I have a C9 and have had no issues with it. That said, it would not be my only gun or my primary SD or carry gun. I bought it because it was cheap and fun to shoot. I find it surprisingly accurate.


----------



## Wheezer (Apr 4, 2011)

Thanks for all of the input, I think my mind is just about made up. I so far have chosen neither of my original choices, funny how that happens. I'm choosing the Ruger P95. From the reviews I've seen on youtube and the research I've done on it, it seems to be a reliable weapon. I plan to check it out at a local gun shop sometime soon to get the feel of it and to see if it's the one for me. I'll let you guys know what happens.


----------



## jeffegg2 (Jan 15, 2011)

If you can jump up to 400, the Ruger SR9c is a great 9mm carry and range gun!!


----------



## Wheezer (Apr 4, 2011)

Well I changed my mind once again and was a few days from buying the Ruger SR9. Then I went to visit my grandfather who ended up giving me his S&W 5906. It's a beast and I freaking love it. Well I got my first handgun and it's far better than I expected. Thanks anyways for all the help guys.


----------



## recoilguy (Apr 30, 2009)

Well thats a better gun then a Hi Point no doubt.


----------



## Brevard13 (Nov 28, 2010)

^

That is the truth. I just wish I could have found one that would have functioned like everyone else's had. Nothing but problems with the ones I have owned.


----------



## Wheezer (Apr 4, 2011)

By far! I've heard and read nothing but good about it, but best of all, I like it.


----------



## recoilguy (Apr 30, 2009)

Once you own it, what you read is a non factor unless you need to know how to clean or break it down ect. You own it now and you can form your own opinion based on real feedback created by you and your weapon. No ones elses feedback will change what you feel. At least it shouldn't.

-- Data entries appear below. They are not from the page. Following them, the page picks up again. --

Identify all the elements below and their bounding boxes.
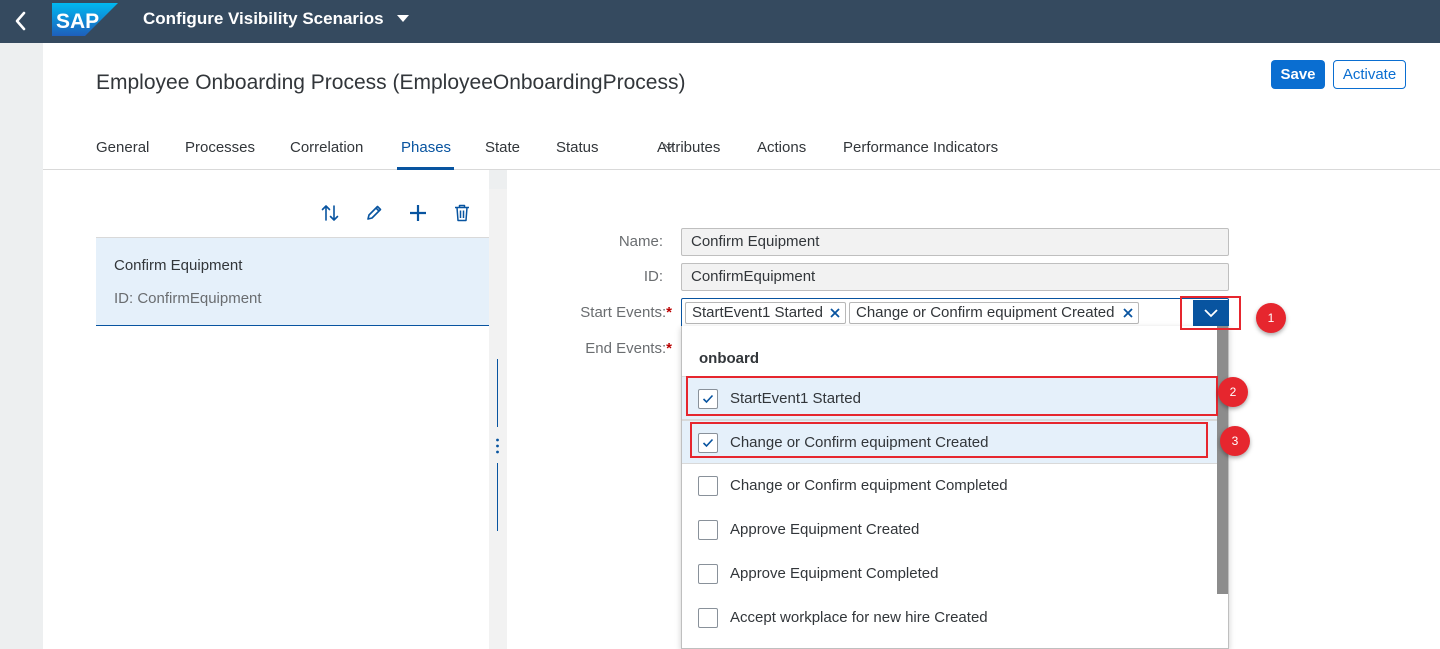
checkbox[interactable] bbox=[698, 476, 718, 496]
splitter-line-top bbox=[497, 359, 498, 427]
splitter-grip-icon[interactable] bbox=[495, 437, 500, 455]
required-mark: * bbox=[666, 340, 672, 357]
phase-title: Confirm Equipment bbox=[114, 257, 243, 274]
end-events-label: End Events:* bbox=[540, 340, 672, 357]
required-mark: * bbox=[666, 304, 672, 321]
add-icon[interactable] bbox=[408, 203, 428, 223]
list-item[interactable]: Confirm Equipment ID: ConfirmEquipment bbox=[96, 237, 489, 326]
page-title: Employee Onboarding Process (EmployeeOnb… bbox=[96, 71, 686, 94]
save-button[interactable]: Save bbox=[1271, 60, 1325, 89]
list-item[interactable]: Approve Equipment Completed bbox=[682, 552, 1217, 596]
checkbox[interactable] bbox=[698, 608, 718, 628]
tab-performance-indicators[interactable]: Performance Indicators bbox=[843, 135, 998, 160]
id-label: ID: bbox=[643, 268, 663, 285]
scrollbar-thumb[interactable] bbox=[1217, 326, 1228, 594]
close-icon[interactable] bbox=[830, 308, 840, 318]
checkbox[interactable] bbox=[698, 520, 718, 540]
tab-attributes[interactable]: Attributes bbox=[657, 135, 720, 160]
delete-icon[interactable] bbox=[452, 203, 472, 223]
annotation-highlight-2 bbox=[686, 376, 1218, 416]
left-gutter bbox=[0, 43, 43, 649]
start-events-dropdown-list: onboard StartEvent1 Started Change or Co… bbox=[681, 326, 1229, 649]
annotation-badge-2: 2 bbox=[1218, 377, 1248, 407]
annotation-highlight-1 bbox=[1180, 296, 1241, 330]
token-label: Change or Confirm equipment Created bbox=[856, 304, 1115, 321]
tab-correlation[interactable]: Correlation bbox=[290, 135, 363, 160]
list-item[interactable]: Change or Confirm equipment Completed bbox=[682, 464, 1217, 508]
tab-processes[interactable]: Processes bbox=[185, 135, 255, 160]
app-title[interactable]: Configure Visibility Scenarios bbox=[143, 9, 384, 29]
start-events-multi-combobox[interactable]: StartEvent1 Started Change or Confirm eq… bbox=[681, 298, 1229, 328]
tab-status[interactable]: Status bbox=[556, 135, 599, 160]
splitter-line-bottom bbox=[497, 463, 498, 531]
start-events-label: Start Events:* bbox=[540, 304, 672, 321]
option-label: Approve Equipment Created bbox=[730, 521, 920, 538]
sap-logo[interactable]: SAP bbox=[52, 3, 118, 36]
list-item[interactable]: Accept workplace for new hire Created bbox=[682, 596, 1217, 640]
id-field[interactable]: ConfirmEquipment bbox=[681, 263, 1229, 291]
sap-logo-text: SAP bbox=[56, 10, 99, 33]
tab-actions[interactable]: Actions bbox=[757, 135, 806, 160]
annotation-badge-1: 1 bbox=[1256, 303, 1286, 333]
token-start-event-1[interactable]: StartEvent1 Started bbox=[685, 302, 846, 324]
tab-general[interactable]: General bbox=[96, 135, 149, 160]
token-label: StartEvent1 Started bbox=[692, 304, 823, 321]
tab-phases[interactable]: Phases bbox=[401, 135, 451, 160]
list-item[interactable]: Approve Equipment Created bbox=[682, 508, 1217, 552]
annotation-highlight-3 bbox=[690, 422, 1208, 458]
close-icon[interactable] bbox=[1123, 308, 1133, 318]
object-page-header: Employee Onboarding Process (EmployeeOnb… bbox=[43, 43, 1440, 170]
end-events-label-text: End Events: bbox=[585, 340, 667, 357]
option-label: Approve Equipment Completed bbox=[730, 565, 939, 582]
scrollbar-track[interactable] bbox=[1217, 594, 1228, 648]
activate-button[interactable]: Activate bbox=[1333, 60, 1406, 89]
option-label: Accept workplace for new hire Created bbox=[730, 609, 988, 626]
pane-splitter[interactable] bbox=[489, 189, 507, 649]
shell-bar: SAP Configure Visibility Scenarios bbox=[0, 0, 1440, 43]
checkbox[interactable] bbox=[698, 564, 718, 584]
tab-state[interactable]: State bbox=[485, 135, 520, 160]
chevron-left-icon[interactable] bbox=[10, 8, 32, 34]
edit-icon[interactable] bbox=[364, 203, 384, 223]
start-events-label-text: Start Events: bbox=[580, 304, 667, 321]
phase-id: ID: ConfirmEquipment bbox=[114, 290, 262, 307]
group-header: onboard bbox=[699, 350, 759, 367]
name-label: Name: bbox=[618, 233, 663, 250]
caret-down-icon[interactable] bbox=[397, 14, 409, 24]
option-label: Change or Confirm equipment Completed bbox=[730, 477, 1008, 494]
name-field[interactable]: Confirm Equipment bbox=[681, 228, 1229, 256]
token-change-confirm-created[interactable]: Change or Confirm equipment Created bbox=[849, 302, 1139, 324]
annotation-badge-3: 3 bbox=[1220, 426, 1250, 456]
sort-icon[interactable] bbox=[320, 203, 340, 223]
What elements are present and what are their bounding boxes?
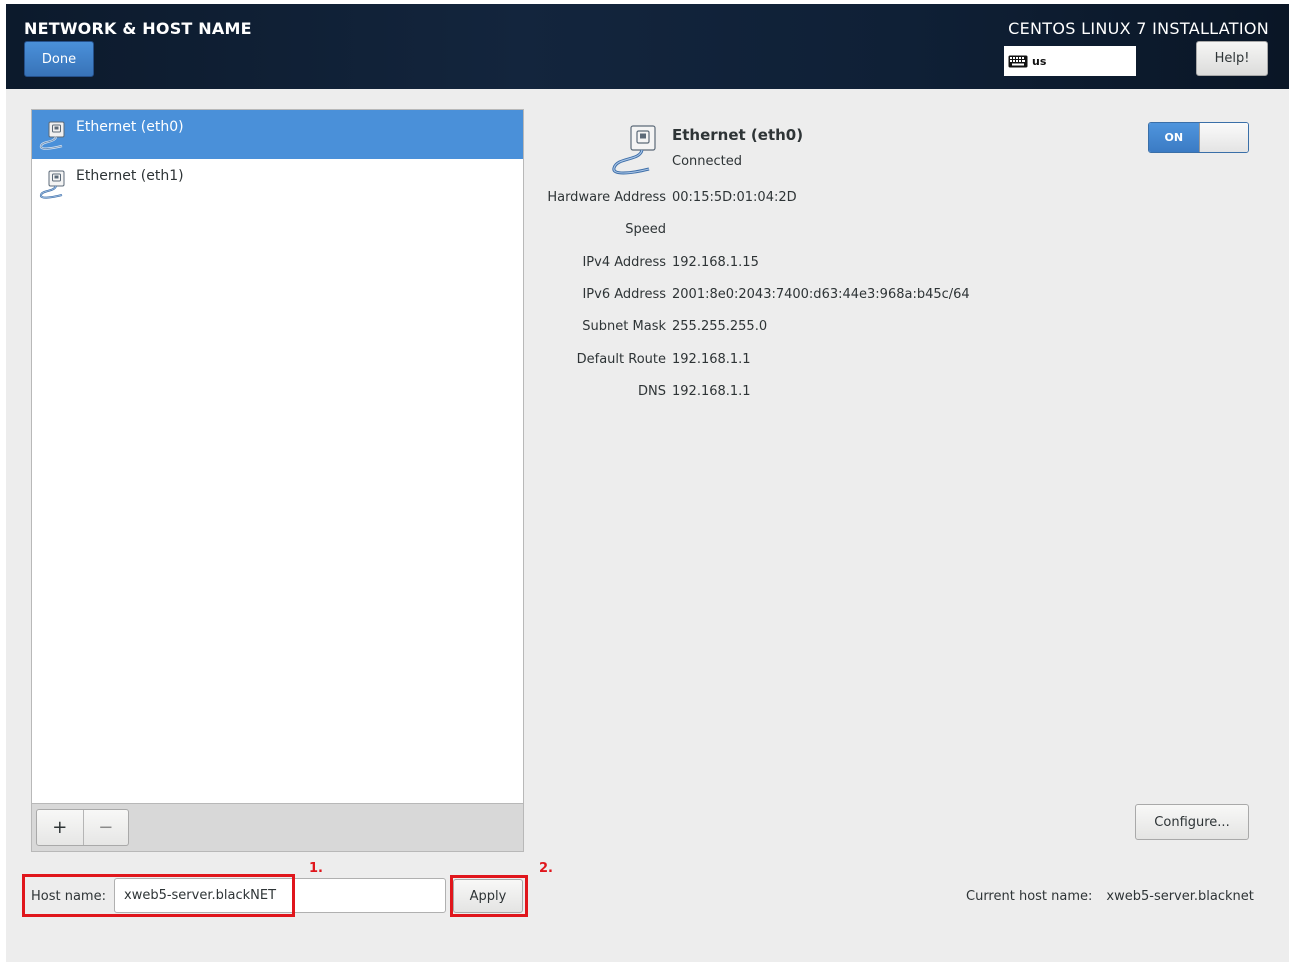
- prop-value: 192.168.1.1: [672, 352, 751, 367]
- ethernet-icon: [40, 170, 65, 199]
- annotation-box-apply: [450, 875, 528, 917]
- toggle-on-label: ON: [1149, 123, 1199, 152]
- prop-key: IPv4 Address: [582, 255, 666, 270]
- add-device-button[interactable]: +: [37, 810, 83, 845]
- annotation-step-2: 2.: [539, 861, 553, 876]
- annotation-box-hostname: [22, 874, 295, 917]
- header-bar: NETWORK & HOST NAME Done CENTOS LINUX 7 …: [6, 4, 1289, 89]
- product-title: CENTOS LINUX 7 INSTALLATION: [1008, 19, 1269, 38]
- add-remove-group: + −: [36, 809, 129, 846]
- device-label: Ethernet (eth1): [76, 168, 184, 184]
- help-button[interactable]: Help!: [1196, 41, 1268, 76]
- prop-speed: Speed: [496, 222, 1196, 242]
- configure-button[interactable]: Configure...: [1135, 804, 1249, 840]
- ethernet-icon: [612, 125, 656, 175]
- current-host-value: xweb5-server.blacknet: [1106, 889, 1254, 904]
- connection-status: Connected: [672, 154, 743, 169]
- remove-device-button[interactable]: −: [82, 810, 129, 845]
- annotation-step-1: 1.: [309, 861, 323, 876]
- page-title: NETWORK & HOST NAME: [24, 19, 252, 38]
- ethernet-icon: [39, 121, 65, 150]
- prop-key: Hardware Address: [547, 190, 666, 205]
- prop-value: 00:15:5D:01:04:2D: [672, 190, 797, 205]
- prop-key: IPv6 Address: [582, 287, 666, 302]
- prop-value: 192.168.1.1: [672, 384, 751, 399]
- prop-value: 2001:8e0:2043:7400:d63:44e3:968a:b45c/64: [672, 287, 970, 302]
- done-button[interactable]: Done: [24, 41, 94, 77]
- prop-key: Speed: [625, 222, 666, 237]
- main-panel: Ethernet (eth0) Ethernet (eth1) + − Ethe…: [6, 89, 1289, 962]
- toggle-knob: [1198, 123, 1248, 152]
- device-list-toolbar: + −: [31, 804, 524, 852]
- device-label: Ethernet (eth0): [76, 119, 184, 135]
- connection-toggle[interactable]: ON: [1148, 122, 1249, 153]
- current-host-label: Current host name:: [966, 889, 1093, 904]
- device-row-eth0[interactable]: Ethernet (eth0): [32, 110, 523, 159]
- prop-key: DNS: [638, 384, 666, 399]
- prop-hardware-address: Hardware Address 00:15:5D:01:04:2D: [496, 190, 1196, 210]
- prop-ipv6-address: IPv6 Address 2001:8e0:2043:7400:d63:44e3…: [496, 287, 1196, 307]
- keyboard-layout-label: us: [1032, 54, 1047, 68]
- prop-value: 255.255.255.0: [672, 319, 768, 334]
- prop-subnet-mask: Subnet Mask 255.255.255.0: [496, 319, 1196, 339]
- keyboard-icon: [1008, 55, 1028, 67]
- prop-key: Default Route: [576, 352, 666, 367]
- prop-key: Subnet Mask: [582, 319, 666, 334]
- current-host-name: Current host name: xweb5-server.blacknet: [966, 889, 1254, 904]
- prop-value: 192.168.1.15: [672, 255, 759, 270]
- prop-default-route: Default Route 192.168.1.1: [496, 352, 1196, 372]
- prop-dns: DNS 192.168.1.1: [496, 384, 1196, 404]
- keyboard-layout-indicator[interactable]: us: [1004, 46, 1136, 76]
- device-row-eth1[interactable]: Ethernet (eth1): [32, 159, 523, 208]
- device-list[interactable]: Ethernet (eth0) Ethernet (eth1): [31, 109, 524, 804]
- prop-ipv4-address: IPv4 Address 192.168.1.15: [496, 255, 1196, 275]
- device-title: Ethernet (eth0): [672, 126, 804, 144]
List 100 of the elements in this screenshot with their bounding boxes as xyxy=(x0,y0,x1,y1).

From what you wrote you spend a lot time changing your mind. The guns you had considered aren't even in the 5906's league. It appears you got the 2 most important factors to you in picking your gun, a gun and cheap one. You got pretty lucky and didn't settle for the Hi Point. or have to spend 450 on the SR9 which is a very good gun and well worth the money.

Enjoy and be safe. Learn to use it effectively now.

RCG


----------



## dondavis3 (Aug 2, 2009)

Take a look at a Sig Sauer P2022.










I saw a used one for $350 at a gun show last week.

:smt1099


----------